Of all the questions Opechancanough had put to John he had never asked him if the colonists would leave if they were defeated – the question never arose in the chief’s mind. He knew that land which had been won in a battle could be lost in a battle. He knew that a newly arrived people could be easily dislodged. It never occurred to him until this terrible winter that the white people would renege on their promise to move on, on their promise that they wanted only a small patch of land at Jamestown, and then their promise that they would settle a narrow strip by the river and live in peace with their neighbors.
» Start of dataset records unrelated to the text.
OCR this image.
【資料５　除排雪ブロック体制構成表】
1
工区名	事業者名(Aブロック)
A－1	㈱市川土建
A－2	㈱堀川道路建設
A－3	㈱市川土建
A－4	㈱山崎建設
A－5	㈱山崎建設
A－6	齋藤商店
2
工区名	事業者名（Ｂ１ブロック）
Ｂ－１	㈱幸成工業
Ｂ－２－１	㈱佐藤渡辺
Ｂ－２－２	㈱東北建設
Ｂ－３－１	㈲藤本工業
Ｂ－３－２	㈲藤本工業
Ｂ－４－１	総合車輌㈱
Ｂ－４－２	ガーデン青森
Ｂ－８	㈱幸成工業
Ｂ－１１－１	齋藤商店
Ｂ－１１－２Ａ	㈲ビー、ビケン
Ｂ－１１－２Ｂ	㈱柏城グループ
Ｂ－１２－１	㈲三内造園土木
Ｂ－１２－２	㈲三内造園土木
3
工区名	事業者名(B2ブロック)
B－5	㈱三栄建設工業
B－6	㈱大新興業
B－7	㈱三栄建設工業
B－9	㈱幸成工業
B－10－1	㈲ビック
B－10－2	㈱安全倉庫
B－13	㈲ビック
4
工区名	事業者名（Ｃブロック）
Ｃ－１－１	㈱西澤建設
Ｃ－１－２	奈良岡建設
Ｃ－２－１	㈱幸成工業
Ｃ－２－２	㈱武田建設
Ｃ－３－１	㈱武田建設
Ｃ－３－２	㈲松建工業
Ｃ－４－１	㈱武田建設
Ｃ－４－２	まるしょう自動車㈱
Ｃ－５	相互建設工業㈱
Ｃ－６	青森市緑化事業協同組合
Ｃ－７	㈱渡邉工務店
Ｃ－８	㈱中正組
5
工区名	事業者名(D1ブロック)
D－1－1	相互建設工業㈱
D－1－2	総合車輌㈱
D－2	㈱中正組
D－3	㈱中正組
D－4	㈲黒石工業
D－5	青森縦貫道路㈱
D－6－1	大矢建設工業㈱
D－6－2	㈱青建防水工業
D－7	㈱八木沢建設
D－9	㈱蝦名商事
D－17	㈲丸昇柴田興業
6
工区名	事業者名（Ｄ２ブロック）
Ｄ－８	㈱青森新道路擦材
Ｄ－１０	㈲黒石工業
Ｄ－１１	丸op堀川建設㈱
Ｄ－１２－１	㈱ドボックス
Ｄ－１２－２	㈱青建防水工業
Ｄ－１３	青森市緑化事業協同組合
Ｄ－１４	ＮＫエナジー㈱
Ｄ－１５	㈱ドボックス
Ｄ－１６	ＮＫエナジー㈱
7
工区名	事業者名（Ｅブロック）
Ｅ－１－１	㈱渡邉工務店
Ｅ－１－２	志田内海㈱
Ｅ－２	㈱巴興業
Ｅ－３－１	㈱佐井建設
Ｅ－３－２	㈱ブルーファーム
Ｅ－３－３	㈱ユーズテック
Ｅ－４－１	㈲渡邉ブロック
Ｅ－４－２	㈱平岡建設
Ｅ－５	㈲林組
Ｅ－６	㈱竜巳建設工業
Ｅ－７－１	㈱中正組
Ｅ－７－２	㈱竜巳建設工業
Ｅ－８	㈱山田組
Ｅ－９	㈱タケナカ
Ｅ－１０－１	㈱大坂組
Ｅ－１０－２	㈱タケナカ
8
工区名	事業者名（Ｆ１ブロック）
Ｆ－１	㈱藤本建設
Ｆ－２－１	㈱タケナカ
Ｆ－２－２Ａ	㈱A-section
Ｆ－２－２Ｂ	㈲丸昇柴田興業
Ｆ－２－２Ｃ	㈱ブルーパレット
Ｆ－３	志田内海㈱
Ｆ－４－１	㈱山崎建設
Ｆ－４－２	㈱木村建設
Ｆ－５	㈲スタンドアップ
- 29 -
Opechancanough did not expect men to be honest. He himself had promised peace with a smile on his face and twice gone to war. But he did not expect the depth and consistency of duplicity that the white people brought to the virgin earth. He did not expect their determination, and to his death he never understood their greed.
In the little village there was a strong sense that everything had gone wrong. The first attack had been a victory but since then they had been hunted like frightened hares. Hidden now in the swamps in midwinter they were safe enough but there was a growing fear that the swamps might be all that was left for them, that only the arid land, the brackish water, the desolate and barren places would be left for the People who had been proud to walk safe on their footpaths through fertile woods.
John’s share of the food stuck in his throat. He did not go hunting with the braves, he was not invited. He cleared the land around the temporary village with the women and with the old people, keeping his head low and scraping the earth with his hoeing stick, dropping the precious seeds safely into the earth and covering them up. He felt as if he had died on the raid on that little farmhouse and that it was his ghost who worked in the row behind Suckahanna and humbly lay in her little house at night. She did not reject him, she did not invite him. She did not by one gesture or one glance show that she saw him at all. She carried herself with simple dignity as a widow who has lost her man, and John in her shadow found that he was wishing that he had died before seeing that beautiful, loving face look away from him and those dark, veiled eyes go blind.
He thought she might grow kinder to him if he worked without complaint and lay on the floor of her house at night like a dog, like a hunting dog which has been beaten into submission. But she stepped over him when she rose in the morning and went to her prayers in the icy water as if he were a log on the floor. She went past him without disdain, without a glance that might offend him, without a look that might open up a conversation between them, even if it were to be a quarrel. She acted as if he were a dead man, a lost man, a ghost, and as the months went by Tradescant felt that he was lost indeed.
He went to find Attone, who was setting a fish trap by the river and watching the flow of the rising flood water over the markers at the riverbank.
“Can I speak with you?” John asked humbly.